Très gais au départ, cette atmosphère étrange avait fini par nous impressionner ; nous glissions comme des ombres, sur l’eau devenue silencieuse et tellement confondue, avec le brouillard, que nous ne pouvions voir où elle finissait.

Nous nous sentions seuls, séparés de tout par cette brume et c’était angoissant… comme toutes les solitudes absolues.

Il arrive aussi à notre âme d’être enveloppée de brouillards si épais qu’elle ne les perce, ni en haut, vers le ciel, ni en bas, vers la terre. C’est la solitude morale, la plus triste qui soit !

On ne saurait vivre un peu profondément sans avoir connu ces brumes où l’âme dérive sans presque s’en douter.

Elle est partie insouciante, en quête d’une joie légère, ou d’un bonheur qui l’appelle. Il lui semblait savoir où elle allait, le but était là, tout près. Mais peu à peu le brouillard est monté, s’est étendu, l’a séparée de tout ce qui lui était familier, lui cachant le ciel d’où vient la lumière, et la rive où elle pourrait aborder. La brume s’épaissit et l’angoisse grandit ; elle a beau scruter l’horizon… elle est seule et ce qu’elle croyait connaître a changé de formes… l’inconnu immense où elle s’épouvante est d’autant plus dangereux qu’il est si vague.

L’angoisse qui la saisit est cependant une bénédiction, car combien d’âmes, perdues dans la brume, s’abandonnent lasses et découragées et ne luttent plus pour sortir du danger.

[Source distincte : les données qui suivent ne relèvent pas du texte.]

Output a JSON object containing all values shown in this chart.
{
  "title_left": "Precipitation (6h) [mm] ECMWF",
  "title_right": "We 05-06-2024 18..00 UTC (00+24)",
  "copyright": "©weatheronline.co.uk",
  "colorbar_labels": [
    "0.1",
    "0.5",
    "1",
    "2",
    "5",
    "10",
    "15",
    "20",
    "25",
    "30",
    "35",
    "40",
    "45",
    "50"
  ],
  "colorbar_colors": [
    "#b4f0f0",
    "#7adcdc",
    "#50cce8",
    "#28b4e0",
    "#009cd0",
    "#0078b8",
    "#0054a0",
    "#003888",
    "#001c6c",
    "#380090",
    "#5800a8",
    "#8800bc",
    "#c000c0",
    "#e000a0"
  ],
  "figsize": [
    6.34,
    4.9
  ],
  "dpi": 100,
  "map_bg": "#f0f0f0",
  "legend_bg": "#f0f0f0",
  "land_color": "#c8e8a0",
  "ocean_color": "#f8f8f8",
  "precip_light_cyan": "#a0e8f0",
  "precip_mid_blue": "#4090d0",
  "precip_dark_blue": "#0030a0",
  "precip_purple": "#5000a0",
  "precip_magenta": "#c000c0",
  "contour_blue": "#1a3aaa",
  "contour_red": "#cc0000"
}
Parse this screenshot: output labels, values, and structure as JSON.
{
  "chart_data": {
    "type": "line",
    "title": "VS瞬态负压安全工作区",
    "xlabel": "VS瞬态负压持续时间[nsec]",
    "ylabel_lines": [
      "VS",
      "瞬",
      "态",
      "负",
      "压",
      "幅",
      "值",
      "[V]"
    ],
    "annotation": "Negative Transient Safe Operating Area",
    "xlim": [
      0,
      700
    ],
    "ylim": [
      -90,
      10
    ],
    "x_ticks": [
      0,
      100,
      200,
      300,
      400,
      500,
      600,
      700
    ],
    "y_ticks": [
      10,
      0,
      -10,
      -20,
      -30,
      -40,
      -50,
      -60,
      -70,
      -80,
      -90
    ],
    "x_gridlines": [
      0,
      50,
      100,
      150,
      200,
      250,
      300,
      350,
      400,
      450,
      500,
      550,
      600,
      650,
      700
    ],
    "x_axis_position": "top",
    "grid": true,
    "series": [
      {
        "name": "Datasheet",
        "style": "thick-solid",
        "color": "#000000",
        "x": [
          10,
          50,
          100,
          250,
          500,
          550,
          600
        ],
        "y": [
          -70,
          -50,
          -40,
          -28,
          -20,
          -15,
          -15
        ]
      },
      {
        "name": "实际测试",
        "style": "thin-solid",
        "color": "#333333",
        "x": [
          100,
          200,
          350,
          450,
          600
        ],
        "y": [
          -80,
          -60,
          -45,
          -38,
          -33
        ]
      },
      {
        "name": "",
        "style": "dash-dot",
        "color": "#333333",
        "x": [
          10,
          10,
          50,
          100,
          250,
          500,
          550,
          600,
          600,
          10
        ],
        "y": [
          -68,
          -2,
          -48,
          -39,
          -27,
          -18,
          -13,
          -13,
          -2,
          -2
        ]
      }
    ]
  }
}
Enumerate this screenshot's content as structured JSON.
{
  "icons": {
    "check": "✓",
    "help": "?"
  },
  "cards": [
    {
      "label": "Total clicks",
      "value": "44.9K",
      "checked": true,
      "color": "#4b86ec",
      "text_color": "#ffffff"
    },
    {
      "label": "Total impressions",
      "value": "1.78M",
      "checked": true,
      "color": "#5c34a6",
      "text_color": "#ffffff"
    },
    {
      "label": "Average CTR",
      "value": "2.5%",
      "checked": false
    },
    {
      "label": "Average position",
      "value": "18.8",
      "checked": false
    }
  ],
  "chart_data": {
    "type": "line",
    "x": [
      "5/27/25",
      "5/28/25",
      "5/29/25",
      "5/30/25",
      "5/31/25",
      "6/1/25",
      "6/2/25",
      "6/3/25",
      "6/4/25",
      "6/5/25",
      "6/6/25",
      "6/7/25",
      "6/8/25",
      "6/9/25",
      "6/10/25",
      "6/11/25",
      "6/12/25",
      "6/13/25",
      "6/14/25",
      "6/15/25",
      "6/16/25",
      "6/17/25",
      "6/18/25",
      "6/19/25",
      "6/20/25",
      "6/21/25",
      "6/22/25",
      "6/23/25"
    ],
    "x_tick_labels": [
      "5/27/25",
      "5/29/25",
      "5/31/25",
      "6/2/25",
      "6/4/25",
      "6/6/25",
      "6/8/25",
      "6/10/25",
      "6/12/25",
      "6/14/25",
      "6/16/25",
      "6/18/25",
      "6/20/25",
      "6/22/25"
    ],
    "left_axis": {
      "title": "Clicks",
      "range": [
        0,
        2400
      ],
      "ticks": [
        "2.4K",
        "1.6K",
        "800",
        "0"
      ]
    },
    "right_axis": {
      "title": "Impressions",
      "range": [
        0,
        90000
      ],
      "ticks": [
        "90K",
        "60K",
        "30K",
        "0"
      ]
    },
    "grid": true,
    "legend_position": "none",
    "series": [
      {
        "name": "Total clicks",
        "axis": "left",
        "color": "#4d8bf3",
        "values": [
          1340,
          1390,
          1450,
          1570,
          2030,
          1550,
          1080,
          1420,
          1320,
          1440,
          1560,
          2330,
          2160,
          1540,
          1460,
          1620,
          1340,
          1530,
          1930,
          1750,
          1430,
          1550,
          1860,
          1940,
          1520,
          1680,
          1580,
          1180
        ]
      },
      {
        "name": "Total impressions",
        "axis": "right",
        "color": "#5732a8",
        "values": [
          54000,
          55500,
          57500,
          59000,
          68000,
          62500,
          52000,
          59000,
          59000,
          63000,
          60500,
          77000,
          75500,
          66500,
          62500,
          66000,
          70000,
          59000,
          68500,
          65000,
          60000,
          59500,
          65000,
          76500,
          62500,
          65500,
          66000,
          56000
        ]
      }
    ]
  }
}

Hier soir, la puissante lumière d’un phare a pénétré le brouillard et a fini par nous orienter, mais nous n’avons respiré à l’aise qu’en mettant pied à terre et en nous heurtant à de vraies pierres.

Dieu merci, dans la vie comme sur la mer, il y a des phares d’où la lumière peut atteindre les pauvres âmes qui s’égarent dans la brume. Mais pour la voir et en recevoir du secours, il ne faut pas fermer les yeux, s’étendre inerte et renoncer à chercher.

Savez-vous que j’ai des remords, ce soir, de vous avoir recommandé, jeudi dernier, de mettre du rêve dans votre vie ? Le rêve est si souvent créateur de brouillards qui nous cachent la Beauté et la Laideur, et les conséquences de nos actes…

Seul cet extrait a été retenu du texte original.